The amount of loaded TC within the MFBs was 4.72 ± 0.07 mg/10 mg (TC/MFB). The entrapment efficiency of TC was 94.36% ± 1.50% (w/w). The cumulative drug release profile for TC release from the TC-loaded MFB as a function of time was measured in triplicate (Figure 7a). The drug release data indicates that the MFB could reduce the burst release over the first 24 h compared with other forms of MBG [22]. Moreover, the MFB exhibited a prolonged release of TC over 10 days. The drug release data were fitted to equations of zero-order (Figure 7b), first-order (Figure 7c), and Fickian matrix diffusion (Figure 7d) for spheres, to evaluate the drug release mechanism and kinetics. The best fit with the highest correlation coefficient (r²) was obtained using the Fickian matrix diffusion for spheres (r² = 0.960), followed by the first-order equation (r² = 0.955) and then the zero-order equation (r² = 0.843). The release data were also analyzed using the Ritger–Peppas model (Figure 7e) [23]. According to this model, the release exponent n-value was 0.646, suggesting that the drug release followed both diffusion and erosion-controlled mechanisms [24].

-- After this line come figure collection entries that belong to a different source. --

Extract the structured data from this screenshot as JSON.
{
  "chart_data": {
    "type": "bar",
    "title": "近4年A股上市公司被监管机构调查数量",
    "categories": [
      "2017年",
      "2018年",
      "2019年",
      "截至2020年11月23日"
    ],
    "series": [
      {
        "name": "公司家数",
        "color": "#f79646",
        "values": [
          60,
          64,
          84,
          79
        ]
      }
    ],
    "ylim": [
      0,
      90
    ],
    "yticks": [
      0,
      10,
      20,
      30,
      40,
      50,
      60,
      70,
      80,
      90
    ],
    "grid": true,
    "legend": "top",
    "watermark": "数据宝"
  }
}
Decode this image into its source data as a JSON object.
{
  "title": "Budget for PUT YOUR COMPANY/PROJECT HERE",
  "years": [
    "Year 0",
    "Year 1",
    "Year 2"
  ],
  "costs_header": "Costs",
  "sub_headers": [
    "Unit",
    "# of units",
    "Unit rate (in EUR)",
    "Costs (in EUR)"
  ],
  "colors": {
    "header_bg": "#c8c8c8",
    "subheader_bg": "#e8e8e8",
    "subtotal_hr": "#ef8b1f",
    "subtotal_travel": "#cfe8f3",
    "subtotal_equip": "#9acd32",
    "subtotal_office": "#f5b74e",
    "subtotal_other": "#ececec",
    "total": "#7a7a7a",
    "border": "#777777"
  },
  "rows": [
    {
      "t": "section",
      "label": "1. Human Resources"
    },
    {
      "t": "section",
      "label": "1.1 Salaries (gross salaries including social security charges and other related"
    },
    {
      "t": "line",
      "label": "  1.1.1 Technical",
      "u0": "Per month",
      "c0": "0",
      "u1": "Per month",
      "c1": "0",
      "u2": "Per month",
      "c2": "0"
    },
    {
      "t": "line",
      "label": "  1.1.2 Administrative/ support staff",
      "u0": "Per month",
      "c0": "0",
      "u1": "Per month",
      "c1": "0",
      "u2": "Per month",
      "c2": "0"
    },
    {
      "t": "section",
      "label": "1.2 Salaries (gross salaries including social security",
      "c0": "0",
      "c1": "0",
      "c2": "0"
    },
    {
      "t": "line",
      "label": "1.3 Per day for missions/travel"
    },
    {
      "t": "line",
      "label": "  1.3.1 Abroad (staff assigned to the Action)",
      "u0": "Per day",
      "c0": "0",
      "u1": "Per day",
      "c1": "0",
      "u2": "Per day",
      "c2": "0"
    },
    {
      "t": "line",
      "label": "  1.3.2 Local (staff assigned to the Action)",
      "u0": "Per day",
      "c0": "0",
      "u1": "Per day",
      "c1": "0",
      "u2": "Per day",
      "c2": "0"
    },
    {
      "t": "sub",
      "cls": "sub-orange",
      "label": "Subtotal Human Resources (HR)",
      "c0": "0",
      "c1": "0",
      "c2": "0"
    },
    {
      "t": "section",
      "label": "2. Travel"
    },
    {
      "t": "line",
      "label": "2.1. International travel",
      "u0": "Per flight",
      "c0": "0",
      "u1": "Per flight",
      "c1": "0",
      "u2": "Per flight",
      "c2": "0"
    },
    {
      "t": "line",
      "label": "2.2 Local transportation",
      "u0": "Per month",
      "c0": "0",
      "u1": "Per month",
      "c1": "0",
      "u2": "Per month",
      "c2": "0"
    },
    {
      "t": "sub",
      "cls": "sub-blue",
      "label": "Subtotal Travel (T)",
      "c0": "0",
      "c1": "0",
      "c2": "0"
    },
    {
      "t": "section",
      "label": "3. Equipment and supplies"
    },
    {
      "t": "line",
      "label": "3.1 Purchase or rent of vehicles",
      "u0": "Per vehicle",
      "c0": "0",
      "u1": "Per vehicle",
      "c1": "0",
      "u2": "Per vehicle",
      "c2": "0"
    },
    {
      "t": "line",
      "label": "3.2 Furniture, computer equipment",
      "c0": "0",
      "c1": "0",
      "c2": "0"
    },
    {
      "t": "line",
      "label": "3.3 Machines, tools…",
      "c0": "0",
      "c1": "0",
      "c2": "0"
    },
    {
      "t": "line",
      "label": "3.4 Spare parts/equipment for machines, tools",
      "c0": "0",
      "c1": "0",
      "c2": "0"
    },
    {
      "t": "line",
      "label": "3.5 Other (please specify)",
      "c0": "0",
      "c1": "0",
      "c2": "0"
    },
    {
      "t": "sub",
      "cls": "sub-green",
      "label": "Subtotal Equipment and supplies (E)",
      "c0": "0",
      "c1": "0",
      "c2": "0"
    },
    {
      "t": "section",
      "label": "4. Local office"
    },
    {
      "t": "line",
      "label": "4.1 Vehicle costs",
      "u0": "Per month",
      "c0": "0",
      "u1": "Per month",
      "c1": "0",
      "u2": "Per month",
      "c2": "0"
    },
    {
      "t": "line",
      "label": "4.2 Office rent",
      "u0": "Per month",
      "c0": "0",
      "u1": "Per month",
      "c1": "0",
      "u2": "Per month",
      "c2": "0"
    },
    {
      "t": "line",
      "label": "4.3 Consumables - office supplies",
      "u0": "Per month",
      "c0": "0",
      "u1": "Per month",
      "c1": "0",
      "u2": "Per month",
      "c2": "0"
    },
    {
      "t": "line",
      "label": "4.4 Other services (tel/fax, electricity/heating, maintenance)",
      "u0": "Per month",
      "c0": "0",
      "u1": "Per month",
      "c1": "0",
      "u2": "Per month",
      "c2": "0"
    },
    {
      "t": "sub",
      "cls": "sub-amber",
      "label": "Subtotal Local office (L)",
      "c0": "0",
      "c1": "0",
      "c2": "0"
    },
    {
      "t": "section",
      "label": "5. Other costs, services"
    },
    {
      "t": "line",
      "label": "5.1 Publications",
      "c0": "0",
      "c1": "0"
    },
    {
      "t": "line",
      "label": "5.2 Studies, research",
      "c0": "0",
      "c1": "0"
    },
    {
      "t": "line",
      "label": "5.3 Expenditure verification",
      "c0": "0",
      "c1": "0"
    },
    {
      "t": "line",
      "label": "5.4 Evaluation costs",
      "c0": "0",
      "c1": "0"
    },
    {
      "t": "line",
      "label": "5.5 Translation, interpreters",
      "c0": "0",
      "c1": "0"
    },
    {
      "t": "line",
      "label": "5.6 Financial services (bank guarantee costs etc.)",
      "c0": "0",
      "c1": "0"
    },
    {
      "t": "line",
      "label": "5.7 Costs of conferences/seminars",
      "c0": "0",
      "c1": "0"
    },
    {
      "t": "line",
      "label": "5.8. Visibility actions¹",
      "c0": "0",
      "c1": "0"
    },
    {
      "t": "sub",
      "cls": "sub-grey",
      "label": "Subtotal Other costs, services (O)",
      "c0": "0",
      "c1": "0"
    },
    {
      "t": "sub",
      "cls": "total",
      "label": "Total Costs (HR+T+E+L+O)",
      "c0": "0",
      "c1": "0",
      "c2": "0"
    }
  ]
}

Cell attachment and spreading are also known to be critically sensitive to the surface topography and the molecular composition of the matrix. To evaluate the effect of surface topography of the mesoporous bioactive glass on cell behavior, we incubated MG63 osteoblast-like cells on the glass beads (GBs), the mesoporous bioactive glass beads (MBs) and the MFBs. The results, shown in Figure 8a,b, indicate that the attachment of the MG63 osteoblast-like cells is significantly higher on the MFBs and MBs than on the GBs after 1 day of culture. The SEM data indicate that the cell shape remained circular on the MBs (Figure 8c), while cell spreading had occurred on the MFBs (Figure 8b). The morphology of the MG63 osteoblast-like cells cultured on the MFBs exhibited a polygonal shape with lamellipodia (Figure 8d) and a round shape on the GBs after 3 day of culture (Figure 8e), whereas the MBs gradually collapsed into small pieces during the cell incubation process.

4. Conclusions

In this work, we have successfully fabricated the nanofibrous structure of mesoporous bioactive glass microbeads using electrospinning and electrospraying technology. The nanofibrous structure of the microbeads provided an excellent environment for MG63 osteoblast-like cell attachment and spreading. Moreover, the MBGNF microbeads possessed excellent drug loading ability and exhibited a prolonged release of tetracycline over 10 days. Hence, the MBGNF microbeads have the potential to be a novel bone graft substitute for bone regeneration.